Ele coloca todas as sacolas sobre a mesa e checa todos os produtos, neste momento o jovem se dá conta que as sacolas com os remédios e com a receita médica do Sr. Pacheco não estavam ali e pensa que ele poderia possivelmente ter esquecido com o homem que conhecera a caminho da casa de ração, poderiam ter trocado algumas sacolas em uma confusão na despedida.
— Droga! Velho, eu tenho uma má notícia para... — ele não consegue terminar a frase ao ver o Sr. Pacheco estendido no chão da cozinha completamente desacordado. Antônio fica imóvel por uns instantes, mas quando volta em si, corre em direção ao homem e checa sua pulsação. O rapaz decide levar o idoso desacordado para a caminhonete no banco de trás, pega o pássaro Fobos e o coloca no banco do Carona, dá a partida na velha caminhonete e parte pela estrada de terra. Antônio suava e seus batimentos estavam acelerados, ele estava tão nervoso que quase não percebeu quando um sujeito gritava em direção ao carro.
— EI! POR FAVOR, AJUDA! — gritava o misterioso ser, que logo quando Antônio, ao descer do carro para ver o que se tratava, identificou ser Eth, o homem que conheceu a caminho da casa de ração. Milhões de perguntas entraram na cabeça do jovem, "como diabos esse menino veio parar aqui?", mas ele nem conseguiu dizer nada com o menino impaciente e aflito pedindo ajuda.

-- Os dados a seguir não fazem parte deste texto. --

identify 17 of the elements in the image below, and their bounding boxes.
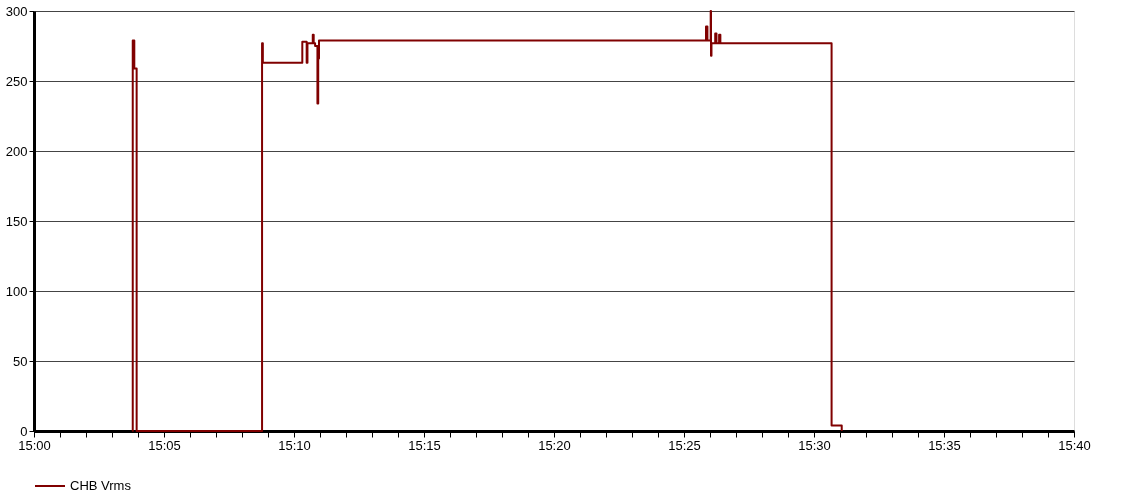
x-tick-label: 15:35 bbox=[928, 437, 961, 453]
y-tick-label: 150 bbox=[5, 213, 28, 229]
x-tick-label: 15:25 bbox=[668, 437, 701, 453]
x-tick-label: 15:10 bbox=[278, 437, 311, 453]
y-tick-label: 250 bbox=[5, 73, 28, 89]
x-tick-label: 15:20 bbox=[538, 437, 571, 453]
y-tick-label: 200 bbox=[5, 143, 28, 159]
x-tick-label: 15:05 bbox=[148, 437, 181, 453]
x-tick-label: 15:30 bbox=[798, 437, 831, 453]
y-tick-label: 300 bbox=[5, 3, 28, 19]
x-tick-label: 15:40 bbox=[1058, 437, 1091, 453]
x-tick-label: 15:00 bbox=[18, 437, 51, 453]
y-tick-label: 50 bbox=[13, 353, 28, 369]
x-tick-label: 15:15 bbox=[408, 437, 441, 453]
y-tick-label: 100 bbox=[5, 283, 28, 299]
y-tick-label: 0 bbox=[20, 423, 28, 439]
legend-label: CHB Vrms bbox=[70, 478, 132, 493]
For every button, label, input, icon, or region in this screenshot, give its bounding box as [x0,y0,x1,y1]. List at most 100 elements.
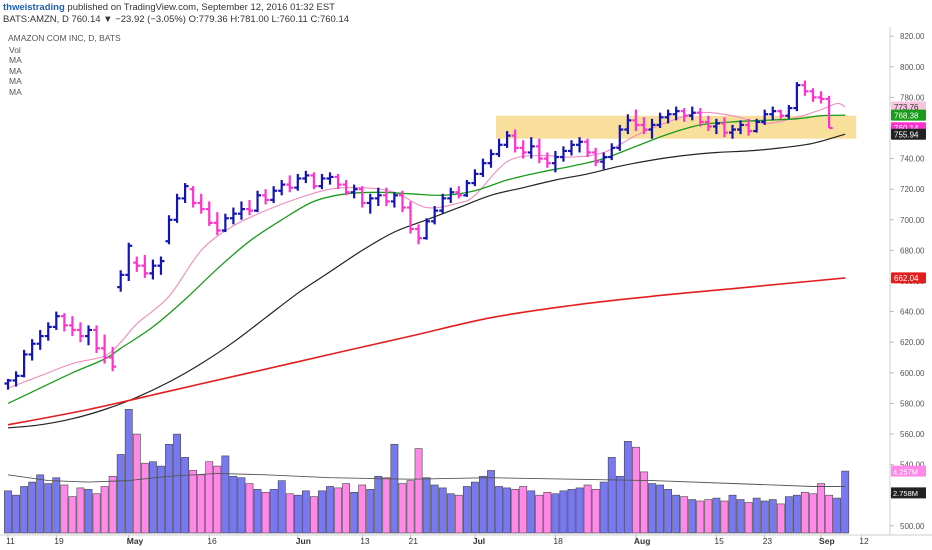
volume-bar [736,499,745,534]
volume-bar [366,489,375,534]
ohlc-bar [382,187,390,207]
ohlc-bar [793,82,801,112]
ohlc-bar [745,118,753,136]
ohlc-bar [487,149,495,168]
time-tick-label: 18 [553,536,563,546]
ohlc-bar [101,334,109,364]
volume-bar [688,499,697,534]
ohlc-bar [688,106,696,121]
volume-bar [728,494,737,534]
ohlc-bar [535,138,543,164]
legend-item[interactable]: MA [9,76,22,86]
time-tick-label: May [127,536,144,546]
time-tick-label: 21 [409,536,419,546]
ohlc-bar [471,169,479,187]
ohlc-bar [93,325,101,353]
volume-bar [784,496,793,534]
ohlc-bar [318,173,326,190]
ohlc-bar [576,137,584,153]
volume-bar [245,483,254,534]
volume-bar [293,494,302,534]
volume-bar [165,443,173,534]
ohlc-bar [278,180,286,196]
price-change: ▼ −23.92 (−3.05%) [103,14,186,25]
volume-bar [68,496,77,534]
ohlc-bar [262,189,270,205]
volume-bar [575,487,584,534]
ohlc-bar [696,108,704,127]
ohlc-bar [197,193,205,214]
ohlc-bar [302,170,310,184]
badge-ma-red [891,272,926,284]
legend-item[interactable]: MA [9,55,22,65]
ohlc-bar [801,80,809,96]
volume-bar [28,481,37,534]
volume-bar [454,494,463,534]
volume-bar [720,500,729,534]
plot-background [0,27,890,535]
ohlc-bar [455,186,463,199]
ohlc-bar [286,175,294,193]
volume-bar [817,483,825,534]
volume-bar [648,483,656,534]
volume-bar [535,494,544,534]
volume-bar [382,477,391,534]
volume-bar [309,496,318,534]
volume-bar [519,486,528,534]
volume-bar [181,457,189,534]
volume-bar [12,494,20,534]
volume-bar [132,433,141,534]
ohlc-bar [52,311,60,330]
time-tick-label: 19 [54,536,64,546]
ohlc-bar [415,224,423,245]
ohlc-bar [407,201,414,234]
volume-bar [189,470,198,534]
volume-bar [760,500,769,534]
badge-ma-pink-text: 773.76 [894,103,919,112]
time-tick-label: 15 [714,536,724,546]
ohlc-bar [246,199,253,216]
time-tick-label: 16 [207,536,217,546]
volume-bar [213,465,222,534]
volume-bar [664,489,672,534]
legend-item[interactable]: MA [9,65,22,76]
ohlc-bar [149,259,157,280]
ohlc-bar [221,213,229,233]
ohlc-bar [68,316,76,337]
volume-bar [672,494,681,534]
volume-bar [149,461,157,534]
price-tick-label: 700.00 [900,216,925,225]
price-tick-label: 820.00 [900,32,925,41]
volume-bar [503,487,511,534]
legend-item[interactable]: Vol [9,44,21,55]
volume-bar [116,454,125,534]
price-tick-label: 740.00 [900,155,925,164]
ohlc-bar [358,186,366,208]
volume-bar [841,470,850,534]
symbol-summary: BATS:AMZN, D 760.14 ▼ −23.92 (−3.05%) O:… [3,14,349,25]
volume-bar [318,490,326,534]
ohlc-bar [640,117,648,135]
ohlc-bar [205,201,213,226]
ohlc-bar [12,371,20,387]
volume-bar [825,494,833,534]
volume-bar [20,486,28,534]
volume-bar [543,491,552,534]
volume-bar [704,499,713,534]
publisher-link[interactable]: thweistrading [3,2,65,13]
time-tick-label: Jul [473,536,485,546]
badge-last-price-text: 760.14 [894,124,919,133]
volume-bar [4,490,12,534]
ohlc-bar [85,325,92,346]
consolidation-zone [496,115,857,139]
volume-bar [495,486,503,534]
ohlc-bar [753,118,761,133]
badge-vol-ma-text: 2.758M [893,489,918,498]
ohlc-bar [28,339,36,361]
volume-bar [390,443,399,534]
volume-bar [615,475,624,534]
ohlc-bar [616,124,624,151]
legend-item[interactable]: MA [9,86,22,97]
volume-bar [414,448,423,534]
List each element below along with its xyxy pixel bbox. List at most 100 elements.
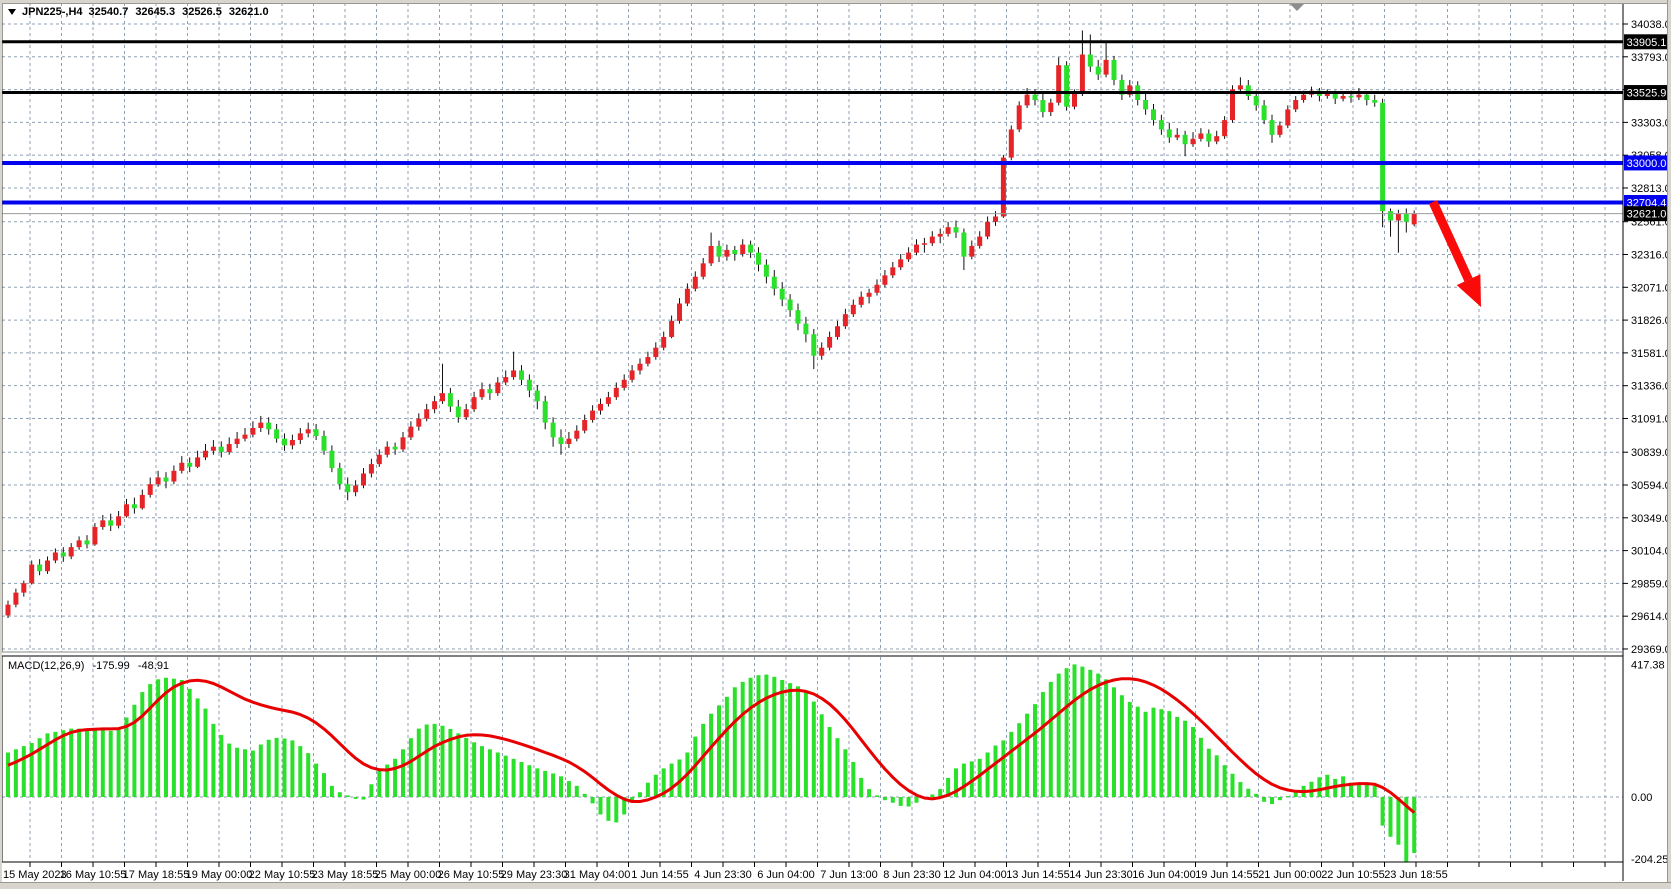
- macd-bar: [630, 797, 635, 802]
- macd-bar: [748, 677, 753, 797]
- macd-bar: [416, 728, 421, 797]
- macd-bar: [353, 797, 358, 799]
- macd-bar: [969, 761, 974, 797]
- price-axis-label: 30104.0: [1631, 546, 1671, 558]
- macd-scale-label: -204.25: [1631, 854, 1668, 866]
- macd-bar: [811, 701, 816, 797]
- candle: [226, 437, 232, 455]
- macd-bar: [1317, 777, 1322, 797]
- macd-bar: [724, 696, 729, 797]
- candle: [1277, 121, 1283, 138]
- time-axis-label: 31 May 04:00: [564, 869, 631, 881]
- macd-bar: [1175, 716, 1180, 797]
- macd-scale-label: 417.38: [1631, 659, 1665, 671]
- time-axis-label: 17 May 18:55: [123, 869, 190, 881]
- candle: [329, 445, 335, 473]
- macd-bar: [37, 738, 42, 797]
- candle: [1206, 129, 1212, 147]
- macd-bar: [187, 688, 192, 797]
- candle: [985, 216, 991, 240]
- candle: [1174, 128, 1180, 141]
- macd-bar: [203, 708, 208, 797]
- candle: [542, 395, 548, 430]
- macd-bar: [329, 785, 334, 797]
- macd-bar: [535, 768, 540, 797]
- macd-bar: [227, 743, 232, 797]
- candle: [819, 342, 825, 360]
- candle: [732, 245, 738, 261]
- macd-bar: [1293, 790, 1298, 797]
- macd-bar: [140, 692, 145, 797]
- macd-bar: [132, 704, 137, 797]
- ohlc-close: 32621.0: [228, 6, 269, 18]
- candle: [234, 431, 240, 449]
- ohlc-low: 32526.5: [182, 6, 222, 18]
- candle: [842, 308, 848, 329]
- macd-bar: [369, 784, 374, 797]
- candle: [969, 240, 975, 260]
- macd-bar: [456, 733, 461, 797]
- time-axis-label: 26 May 10:55: [438, 869, 505, 881]
- candle: [84, 535, 90, 549]
- price-badge-33000.0: 33000.0: [1624, 155, 1669, 171]
- macd-bar: [219, 734, 224, 797]
- macd-bar: [946, 777, 951, 797]
- price-badge-32621.0: 32621.0: [1624, 206, 1669, 222]
- macd-bar: [377, 769, 382, 797]
- macd-bar: [1009, 731, 1014, 797]
- candle: [400, 431, 406, 453]
- ohlc-high: 32645.3: [135, 6, 176, 18]
- macd-bar: [503, 755, 508, 797]
- macd-bar: [495, 752, 500, 797]
- macd-bar: [1017, 723, 1022, 797]
- candle: [661, 331, 667, 351]
- candle: [313, 423, 319, 441]
- candle: [811, 328, 817, 370]
- candle: [906, 247, 912, 262]
- price-axis-label: 29369.0: [1631, 644, 1671, 656]
- macd-bar: [13, 749, 18, 797]
- macd-bar: [1285, 796, 1290, 798]
- macd-bar: [1270, 797, 1274, 804]
- macd-bar: [1151, 707, 1156, 797]
- macd-bar: [1064, 668, 1069, 797]
- candle: [171, 465, 177, 485]
- candle: [163, 472, 169, 489]
- macd-bar: [1119, 695, 1124, 797]
- chart-shift-marker-icon[interactable]: [1290, 4, 1304, 11]
- candle: [708, 232, 714, 267]
- macd-bar: [1380, 797, 1385, 826]
- candle: [361, 468, 366, 489]
- candle: [376, 449, 382, 467]
- candle: [590, 405, 596, 423]
- candle: [1190, 132, 1196, 147]
- svg-text:33525.9: 33525.9: [1627, 88, 1667, 100]
- candle: [1127, 79, 1133, 98]
- macd-bar: [764, 674, 769, 797]
- candle: [1388, 208, 1393, 237]
- candle: [977, 231, 983, 249]
- macd-bar: [638, 792, 642, 797]
- macd-bar: [1412, 797, 1417, 853]
- macd-bar: [116, 729, 121, 797]
- price-badge-33525.9: 33525.9: [1624, 85, 1669, 101]
- macd-bar: [740, 681, 745, 797]
- symbol-dropdown-icon[interactable]: [8, 9, 16, 15]
- candle: [582, 414, 588, 434]
- trend-arrow[interactable]: [1428, 200, 1481, 307]
- candle: [1372, 94, 1378, 107]
- macd-bar: [669, 763, 674, 797]
- macd-bar: [1127, 701, 1132, 797]
- macd-bar: [930, 794, 935, 797]
- candle: [187, 457, 193, 473]
- ohlc-open: 32540.7: [88, 6, 129, 18]
- candle: [179, 456, 185, 474]
- macd-bar: [590, 797, 595, 804]
- candle: [274, 423, 280, 443]
- candle: [629, 365, 635, 383]
- hline-objects[interactable]: [2, 40, 1623, 215]
- candle: [45, 556, 50, 574]
- candle: [52, 548, 58, 564]
- price-axis-label: 31581.0: [1631, 348, 1671, 360]
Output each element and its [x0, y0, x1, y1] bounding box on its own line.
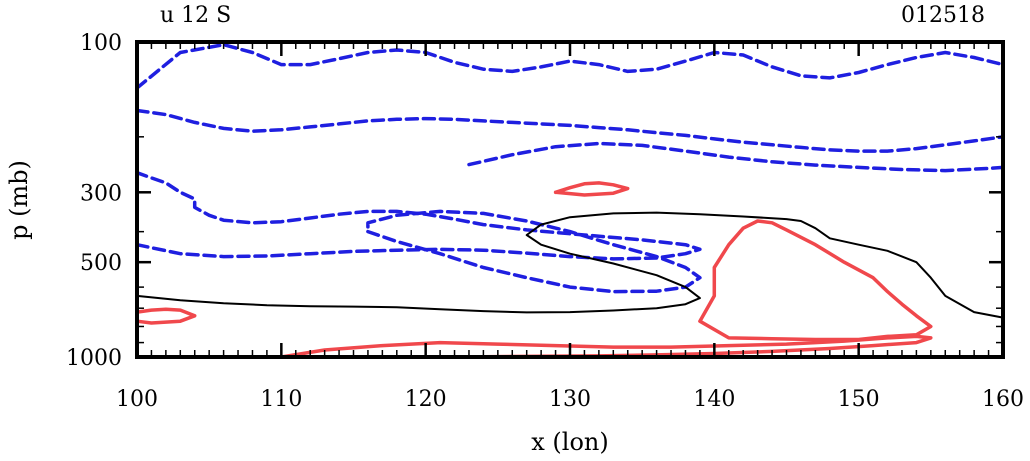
negative-contour-2 — [467, 141, 1005, 173]
negative-contour-4 — [366, 209, 702, 294]
y-tick-labels: 100 300 500 1000 — [66, 31, 122, 371]
x-tick-label: 130 — [549, 387, 591, 412]
x-tick-label: 160 — [982, 387, 1024, 412]
contour-lines — [135, 42, 1005, 359]
positive-contour-6 — [553, 181, 630, 197]
y-tick-label: 100 — [80, 31, 122, 56]
axis-ticks — [135, 40, 1005, 359]
y-tick-label: 500 — [80, 251, 122, 276]
x-tick-label: 140 — [693, 387, 735, 412]
x-tick-label: 110 — [260, 387, 302, 412]
x-axis-label: x (lon) — [531, 428, 608, 456]
chart-title-left: u 12 S — [160, 3, 231, 28]
plot-frame — [135, 40, 1005, 359]
zero-contour-5 — [136, 211, 1004, 319]
negative-contour-0 — [135, 42, 1005, 90]
y-axis-label: p (mb) — [5, 160, 33, 240]
x-tick-labels: 100 110 120 130 140 150 160 — [116, 387, 1024, 412]
y-tick-label: 1000 — [66, 346, 122, 371]
negative-contour-1 — [135, 108, 1005, 153]
negative-contour-3 — [135, 170, 702, 261]
x-tick-label: 120 — [405, 387, 447, 412]
y-tick-label: 300 — [80, 181, 122, 206]
chart-title-right: 012518 — [901, 3, 985, 28]
x-tick-label: 150 — [838, 387, 880, 412]
positive-contour-8 — [135, 307, 197, 325]
positive-contour-7 — [698, 219, 933, 342]
x-tick-label: 100 — [116, 387, 158, 412]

— Antônio! Que bom te encontrar aqui, eu preciso de ajuda, rápido venha comigo. — disse Eth puxando Antônio para um lugar. — O Antero foi atropelado, ele está imóvel, eu estou muito preocupado, eu não quero perder meu cachorro!
— Desculpe, mas eu não posso ajudar, encontrei meu pai desmaiado dentro de casa, preciso levá-lo para o hospital o quanto antes.
Mas então, Antônio se depara com o cachorro deitado na beira da estrada completamente estático, ele se aproxima aos poucos para ver o que aconteceu com o bicho. Ao parar na frente do animal, tudo fica preto. Antônio desmaia e acorda aos poucos com uma dor de cabeça enorme que invade seu cérebro e ele geme de dor, quando recobra os sentidos, percebe estar em um ambiente pequeno, apertado e muito escuro com apenas uns pequenos pontos de luz e ele começa a ouvir um barulho de motor.
Nesse momento, o jovem percebe que está sendo sequestrado e carregado no porta-malas de um carro em movimento. Antônio levanta e rapidamente tira o painel que cobria a lanterna traseira do carro para tentar abrir o porta-malas e escapar. O rapaz começou a arrancar os cabos de lá de dentro, em seguida começou a dar consecutivos chutes até quebrar o vidro da luz de freio e, com o vidro quebrado, enfiou a mão pelo buraco tentando abrir o bagageiro. Antônio consegue abrir o compartimento e pula rapidamente do carro em movimento rolando pelo chão. Ele levanta e percebe que o carro freia bruscamente, então, Antônio tira sua jaqueta e a joga no chão. Nessa hora, a protuberância que estava em suas costas revela que na verdade escondia um par de asas grandes com penas brancas iguais pérolas e Antônio se prepara para voar. Eth sai do carro e grita "ANTERO, PEGA", o cachorro salta do carro, corre em direção ao jovem que estava há alguns centímetros do chão e morde seu calcanhar. Antônio grita de dor desconcentrando-se e caindo no chão. Eth não perde tempo e corre em sua direção, o imobiliza segurando suas mãos e colocando os joelhos em cima das asas de Antônio que estava gritando e se debatendo desesperado. Em seguida, Eth coloca um pano no rosto de Antônio até o rapaz desmaiar e, com ele inerte, o carrega para o banco traseiro de seu carro. O carro parte em direção ao infinito. O sol se põe.